Sermons

Summary: WHEN WE MISUNDERSTAND THE RELATIONSHIP OF FORGIVENESS AND FREEDOM WHEN IT COMES TO SIN, WE WILL SHORT CIRCUIT TRANSFORMATION IN OUR LIVES.

Enslaved to Free

John 8:1-11

April 3, 2011

INTRODUCTION

Over twenty years ago, when James Ealy's conviction in the slaying of a pregnant woman and three children was thrown out on appeal. A very guilty man was given his freedom.

Freed but not transformed. Over the years he amassed numerous arrests for sexual assault, unlawful restraint and unlawful use of a weapon. He was sentenced to 10 years in prison in 1995 in that case.

In December of Ealy was arrested in the Nov. 27 killing of Burger King manager Mary Hutchison.

In 1982 Ealy, then 17, was accused of using a piece of fabric to strangle 33-year-old Christine Parker, her two daughters, ages 12 and 15, and the older girl's 3-year-old son. The boy, whose body was found curled up in a ball on a bathroom floor, had been also been molested. Mary Hutchison was murdered during an attempted robbery. She was strangled to death with a cloth and brutally stabbed.

Unfortunately for too many, parole, pardon, getting away with it, getting off easy, or just simply forgiveness fails to lead to transformation.
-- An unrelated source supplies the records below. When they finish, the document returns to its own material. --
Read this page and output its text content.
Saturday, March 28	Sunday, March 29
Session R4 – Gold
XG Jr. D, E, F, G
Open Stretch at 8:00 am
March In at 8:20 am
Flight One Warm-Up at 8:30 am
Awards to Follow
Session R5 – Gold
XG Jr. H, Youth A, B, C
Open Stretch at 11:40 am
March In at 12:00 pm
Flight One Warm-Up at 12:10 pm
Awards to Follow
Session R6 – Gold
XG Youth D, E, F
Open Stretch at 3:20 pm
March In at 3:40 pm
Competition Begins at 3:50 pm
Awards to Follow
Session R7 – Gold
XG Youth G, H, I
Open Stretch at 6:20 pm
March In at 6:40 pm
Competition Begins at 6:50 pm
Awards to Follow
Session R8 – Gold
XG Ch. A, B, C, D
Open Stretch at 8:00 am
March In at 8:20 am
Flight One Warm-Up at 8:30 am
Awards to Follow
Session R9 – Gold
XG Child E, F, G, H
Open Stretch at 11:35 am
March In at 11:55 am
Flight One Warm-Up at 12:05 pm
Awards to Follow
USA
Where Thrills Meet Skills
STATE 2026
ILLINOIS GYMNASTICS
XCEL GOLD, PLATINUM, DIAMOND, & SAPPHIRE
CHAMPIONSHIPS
T.S. In John 8 we discover an encounter that helps us understand how transformation is the key link in our moving from enslaved to free.

John 8:1-11

8 But Jesus went to the Mount of Olives. 2 At dawn he appeared again in the temple courts, where all the people gathered around him, and he sat down to teach them. 3 The teachers of the law and the Pharisees brought in a woman caught in adultery. They made her stand before the group 4 and said to Jesus, "Teacher, this woman was caught in the act of adultery. 5 In the Law Moses commanded us to stone such women. Now what do you say?" 6 They were using this question as a trap, in order to have a basis for accusing him.

But Jesus bent down and started to write on the ground with his finger. 7 When they kept on questioning him, he straightened up and said to them, "If any one of you is without sin, let him be the first to throw a stone at her." 8 Again he stooped down and wrote on the ground.

9 At this, those who heard began to go away one at a time, the older ones first, until only Jesus was left, with the woman still standing there. 10 Jesus straightened up and asked her, "Woman, where are they? Has no one condemned you?"

11 "No one, sir," she said.

"Then neither do I condemn you," Jesus declared. "Go now and leave your life of sin." NIV

WHEN WE MISUNDERSTAND THE RELATIONSHIP OF FORGIVENESS AND FREEDOM WHEN IT COMES TO SIN, WE WILL SHORT CIRCUIT TRANSFORMATION IN OUR LIVES.

I. Transformation will not lead to the freedom to sin.

John 8:3-5

A. Sin is always an issue.

In the passage Jesus never dismisses the Pharisees accusations. They were true. Under the las she deserved to die, even if they were using her sin as a trap for Jesus, her sin was still an issune

The Pharisees were right. Lev. 20:10 "'If a man commits adultery with another man's wife--with the wife of his neighbor--both the adulterer and the adulteress must be put to death.

B. Sin always has consequences.

It would be easy to think sometimes that if we are forgiven that sin has no consequences. But there are consequences to sin.

1. Legal

Sometimes it is the legal consequences of sin that cannot be escaped.

2. Natural

Our choices have an impact upon us everything from children born out of wedlock to sexually transmitted deseases.

David and Bathsheba

2 Sam 11:2-5

2 One evening David got up from his bed and walked around on the roof of the palace. From the roof he saw a woman bathing. The woman was very beautiful, 3 and David sent someone to find out about her. The man said, "Isn't this Bathsheba, the daughter of Eliam and the wife of Uriah the Hittite?" 4 Then David sent messengers to get her. She came to him, and he slept with her. (She had purified herself from her uncleanness.) Then she went back home. 5 The woman conceived and sent word to David, saying, "I am pregnant."

To cover up his sin David goes on to arranged for the death of her husband Uriah. He seemingly gets away with it until confronted by the prophet Nathan.

Then broken he repents confesses and crys out to God for restoration.

Ps 51 is the record of his turning back to God.

51 Have mercy on me, O God, according to your unfailing love;

according to your great compassion blot out my transgressions.

2 Wash away all my iniquity and cleanse me from my sin.